Billy Wynne's May of 2014 prediction of "The Coming Storm Over the 340B Prescription Drug Discount Program" was certainly correct. Even if the challenges to the 340B Prescription Drug Discount Program have been slow growing, we are now in what may be the health care finance version of the meteorological "bomb cyclone" phenomenon. The Administration's decision to implement a plan involving a 28.5 percent cut in all reimbursement for prescription drugs under this program is certainly rocking hospital land, as well it should, as an estimated 45 percent of all hospitals in the United States participate in this program.
Section 340B of the Public Health Service Act has been in place since 1992 as a way to help safety net providers with prescription drug acquisition costs. A program designed to offer acute care hospitals that disproportionately serve Medicaid and low-income Medicare beneficiaries by offering a highly reduced acquisition price for certain prescription drugs used at these facilities has morphed somewhat since its 1992 introduction, however. More and more hospitals and affiliated health care facilities came to participate — driven by both the changing nature of health care delivery from in-patient to out-patient settings and by the Affordable Care Act's expansive reading of eligible covered entities. No wonder health care facilities, including some of those serving more affluent communities, have been seemingly magnetized to the program, the discounts could be very significant (sometimes bringing participating entity acquisition cost below the actual co-insurance amount the entity would charge the patient), enforcement was predominantly on a honor system, and the participating facility could acquire prescription drugs at the 340B discounted price but bill the patient/insurer at the non-discounted price or co-insurance amount, using the spread for any purpose the facility sought fit. It has been noted that the 340B program generates quite a subsidy for safety net providers but one that is not directly derived from taxpayer funds.
Any major shock to hospital finance is interesting but the 340B program is also an important illustration of the crudeness of cross-subsidization in American health care. The subsidy inherent in the 340B program goes to the "covered entity" and does not attach to the patient, hence no requirement for the facilities to dedicate the funds pocketed from the spread to low income income populations. Even more sobering, as not every prescription drug is a 340B prescription drug, the program appears to have created incentives for participating facilities to steer pharmaceutical choices in treatment practices and clinics towards those prescription drugs that offer the highest spread or net gain for the facility. Rena Conti's important research on how this works out for infusion therapies in cancer treatment is instructive. 340B participant facilities appear to treat Medicare beneficiary patients with the same cancer diagnoses far more expensively and considerably more intensively than non-340B participant facilities, for example.

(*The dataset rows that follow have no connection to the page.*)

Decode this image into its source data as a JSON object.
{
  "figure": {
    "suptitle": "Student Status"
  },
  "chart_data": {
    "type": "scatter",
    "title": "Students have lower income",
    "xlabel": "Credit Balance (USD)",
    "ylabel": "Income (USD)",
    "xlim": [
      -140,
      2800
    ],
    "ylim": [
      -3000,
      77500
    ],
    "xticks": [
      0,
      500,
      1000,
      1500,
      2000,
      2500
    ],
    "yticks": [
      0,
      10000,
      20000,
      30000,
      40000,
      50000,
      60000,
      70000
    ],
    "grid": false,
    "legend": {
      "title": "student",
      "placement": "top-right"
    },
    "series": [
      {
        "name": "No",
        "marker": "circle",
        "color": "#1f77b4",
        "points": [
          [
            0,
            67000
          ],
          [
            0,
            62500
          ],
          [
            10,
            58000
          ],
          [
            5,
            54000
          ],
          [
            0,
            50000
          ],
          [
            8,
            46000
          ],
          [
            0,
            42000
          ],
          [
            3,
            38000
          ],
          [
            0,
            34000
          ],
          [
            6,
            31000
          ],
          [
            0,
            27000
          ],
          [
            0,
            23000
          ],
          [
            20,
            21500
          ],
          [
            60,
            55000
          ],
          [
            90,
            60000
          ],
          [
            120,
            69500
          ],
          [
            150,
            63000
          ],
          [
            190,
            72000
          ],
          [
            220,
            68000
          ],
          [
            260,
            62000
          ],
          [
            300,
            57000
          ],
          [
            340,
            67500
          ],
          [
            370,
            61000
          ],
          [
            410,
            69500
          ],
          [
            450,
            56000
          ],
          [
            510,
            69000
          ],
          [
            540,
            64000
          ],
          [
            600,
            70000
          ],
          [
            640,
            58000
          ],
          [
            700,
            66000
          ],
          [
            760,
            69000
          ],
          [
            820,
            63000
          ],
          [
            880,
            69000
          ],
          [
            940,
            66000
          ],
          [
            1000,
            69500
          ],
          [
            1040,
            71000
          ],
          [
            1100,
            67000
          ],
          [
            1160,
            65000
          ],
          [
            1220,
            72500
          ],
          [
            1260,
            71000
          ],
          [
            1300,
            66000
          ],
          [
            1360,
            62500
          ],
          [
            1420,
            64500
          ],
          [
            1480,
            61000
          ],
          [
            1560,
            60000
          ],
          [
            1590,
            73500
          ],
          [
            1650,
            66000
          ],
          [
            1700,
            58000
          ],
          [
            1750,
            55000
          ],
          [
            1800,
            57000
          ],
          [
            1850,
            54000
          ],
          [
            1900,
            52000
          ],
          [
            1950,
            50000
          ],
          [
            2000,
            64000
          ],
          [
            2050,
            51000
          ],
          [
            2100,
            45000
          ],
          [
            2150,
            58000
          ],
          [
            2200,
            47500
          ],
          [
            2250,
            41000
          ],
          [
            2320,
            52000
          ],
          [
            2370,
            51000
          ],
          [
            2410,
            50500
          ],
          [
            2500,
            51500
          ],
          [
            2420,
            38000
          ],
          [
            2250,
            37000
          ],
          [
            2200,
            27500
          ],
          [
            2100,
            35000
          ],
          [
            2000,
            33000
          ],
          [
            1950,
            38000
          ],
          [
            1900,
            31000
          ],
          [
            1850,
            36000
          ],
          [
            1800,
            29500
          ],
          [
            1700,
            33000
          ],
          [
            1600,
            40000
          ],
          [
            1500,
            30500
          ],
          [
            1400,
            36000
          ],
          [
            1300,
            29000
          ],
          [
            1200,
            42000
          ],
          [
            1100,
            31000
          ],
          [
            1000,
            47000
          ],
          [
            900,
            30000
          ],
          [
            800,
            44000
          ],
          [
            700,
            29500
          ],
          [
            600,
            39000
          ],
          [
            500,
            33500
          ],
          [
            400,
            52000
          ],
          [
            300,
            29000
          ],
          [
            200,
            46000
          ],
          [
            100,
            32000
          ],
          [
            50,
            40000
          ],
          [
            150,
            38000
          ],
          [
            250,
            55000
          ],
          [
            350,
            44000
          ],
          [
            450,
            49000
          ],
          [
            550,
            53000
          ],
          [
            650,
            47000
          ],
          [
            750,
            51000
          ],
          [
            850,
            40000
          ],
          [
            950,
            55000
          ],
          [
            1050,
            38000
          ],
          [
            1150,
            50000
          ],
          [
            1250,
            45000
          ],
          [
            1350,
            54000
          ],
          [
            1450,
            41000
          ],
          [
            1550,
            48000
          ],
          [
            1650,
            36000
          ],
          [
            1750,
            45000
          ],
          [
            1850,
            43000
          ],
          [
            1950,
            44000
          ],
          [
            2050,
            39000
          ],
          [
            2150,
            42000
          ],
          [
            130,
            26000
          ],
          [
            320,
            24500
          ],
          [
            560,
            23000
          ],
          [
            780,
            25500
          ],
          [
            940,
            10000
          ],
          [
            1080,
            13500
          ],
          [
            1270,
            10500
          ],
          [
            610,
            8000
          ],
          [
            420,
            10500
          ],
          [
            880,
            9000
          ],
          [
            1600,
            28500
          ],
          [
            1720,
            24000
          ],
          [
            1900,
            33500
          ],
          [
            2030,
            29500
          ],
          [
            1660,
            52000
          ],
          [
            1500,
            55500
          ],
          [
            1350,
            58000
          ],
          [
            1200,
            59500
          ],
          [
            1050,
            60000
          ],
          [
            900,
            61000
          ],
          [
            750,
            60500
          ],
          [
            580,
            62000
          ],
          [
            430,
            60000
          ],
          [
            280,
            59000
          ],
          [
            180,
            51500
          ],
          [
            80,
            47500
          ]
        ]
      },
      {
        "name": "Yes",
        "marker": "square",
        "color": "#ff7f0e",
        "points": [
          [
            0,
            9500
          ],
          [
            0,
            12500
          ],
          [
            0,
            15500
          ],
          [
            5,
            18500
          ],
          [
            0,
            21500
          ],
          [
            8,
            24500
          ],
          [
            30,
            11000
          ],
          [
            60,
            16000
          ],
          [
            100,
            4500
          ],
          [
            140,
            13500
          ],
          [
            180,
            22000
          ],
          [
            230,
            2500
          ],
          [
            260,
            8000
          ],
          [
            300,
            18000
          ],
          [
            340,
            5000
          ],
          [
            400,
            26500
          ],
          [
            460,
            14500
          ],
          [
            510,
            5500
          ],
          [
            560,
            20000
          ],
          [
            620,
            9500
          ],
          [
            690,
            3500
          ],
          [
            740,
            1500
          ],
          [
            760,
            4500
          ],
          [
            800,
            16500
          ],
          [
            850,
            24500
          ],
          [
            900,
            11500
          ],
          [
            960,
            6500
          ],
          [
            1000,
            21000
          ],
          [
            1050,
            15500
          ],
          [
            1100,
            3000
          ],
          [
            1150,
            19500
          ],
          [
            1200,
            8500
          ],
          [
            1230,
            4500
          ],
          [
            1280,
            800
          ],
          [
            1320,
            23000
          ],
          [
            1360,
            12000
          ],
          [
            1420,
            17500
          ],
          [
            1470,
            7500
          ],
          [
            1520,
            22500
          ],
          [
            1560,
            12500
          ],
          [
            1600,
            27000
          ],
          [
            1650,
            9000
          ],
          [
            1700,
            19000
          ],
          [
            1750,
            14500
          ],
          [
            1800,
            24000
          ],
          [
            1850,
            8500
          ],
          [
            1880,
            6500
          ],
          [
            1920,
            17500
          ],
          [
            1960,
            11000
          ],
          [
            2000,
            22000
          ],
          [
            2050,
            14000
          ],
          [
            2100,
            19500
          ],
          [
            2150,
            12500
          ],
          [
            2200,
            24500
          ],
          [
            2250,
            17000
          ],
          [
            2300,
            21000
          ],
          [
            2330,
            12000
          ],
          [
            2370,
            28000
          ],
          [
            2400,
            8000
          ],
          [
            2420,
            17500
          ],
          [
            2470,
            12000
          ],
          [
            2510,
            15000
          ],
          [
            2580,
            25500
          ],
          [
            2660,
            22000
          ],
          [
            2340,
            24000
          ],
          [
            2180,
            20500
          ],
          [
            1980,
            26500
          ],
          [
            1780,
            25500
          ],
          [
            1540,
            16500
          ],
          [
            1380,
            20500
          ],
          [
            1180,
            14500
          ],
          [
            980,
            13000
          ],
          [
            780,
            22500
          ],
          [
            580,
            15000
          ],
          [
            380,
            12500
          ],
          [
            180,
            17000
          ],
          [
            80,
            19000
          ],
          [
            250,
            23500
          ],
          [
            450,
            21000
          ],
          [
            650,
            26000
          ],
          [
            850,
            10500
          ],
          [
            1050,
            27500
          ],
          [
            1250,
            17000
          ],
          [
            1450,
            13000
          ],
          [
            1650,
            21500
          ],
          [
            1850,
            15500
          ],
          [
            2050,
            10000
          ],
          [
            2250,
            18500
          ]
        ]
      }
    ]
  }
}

The reach of 340B prescription drug discounts in cancer treatment, in addition, appears to have provided a mechanism for hospital-based oncology programs using these heavily subsidized prescription drugs to drive community oncology practices from the marketplace. We are seeing the delivery of this kind of care being increasingly driven back to the hospital out-patient clinic or hospital affiliate, the higher priced venues for much of this treatment, as a result. Those of us concerned about increasing hospital concentration of ownership over may different parts of the health care system and its implication for health care pricing should be concerned.
Seen from this perspective, the hospitals' challenge to the proposed plan was doomed to failure. A few days ago, Judge Rudolph Contreras declined to prevent the January 1, 2018 implementation of the new reimbursement rule. The dispute, of course, might still be decided differently on the merits but the Court acknowledged that it would be challenging to reverse the powerful forces of hospital and clinic finance that will re-align with the implementation of the Administration's plan.
It is possible to see this decision as a blow for transparency and accountability. It is also possible to see it as a striking attack on a whole system of inter-connected subsidies and cross-subsidies that are the hallmark of our jury-rigged health care system where we so often use sleight of hand to subsidize those we would not like to be publicly identified as subsidizing. If the new plans works as projected, some important expensive prescription drugs could become less expensive (lower co-insurance) for the insured. And, it might make some important expensive prescription drugs less expensive for the uninsured by focusing the program on this population. Whatever was cross-subsidized by the 340 spread, however, is quite likely to increase in cost and, in some cases, cease to be an offered service. You see, in hospital land, infusion-based therapies in oncology can be a real money maker but some other services in desperate under-supply for the low income — mental health services, infectious disease treatment, etc. — are notorious money losers. The great reckoning of the new plan will be to uncover where the 340B spread funds have been spent.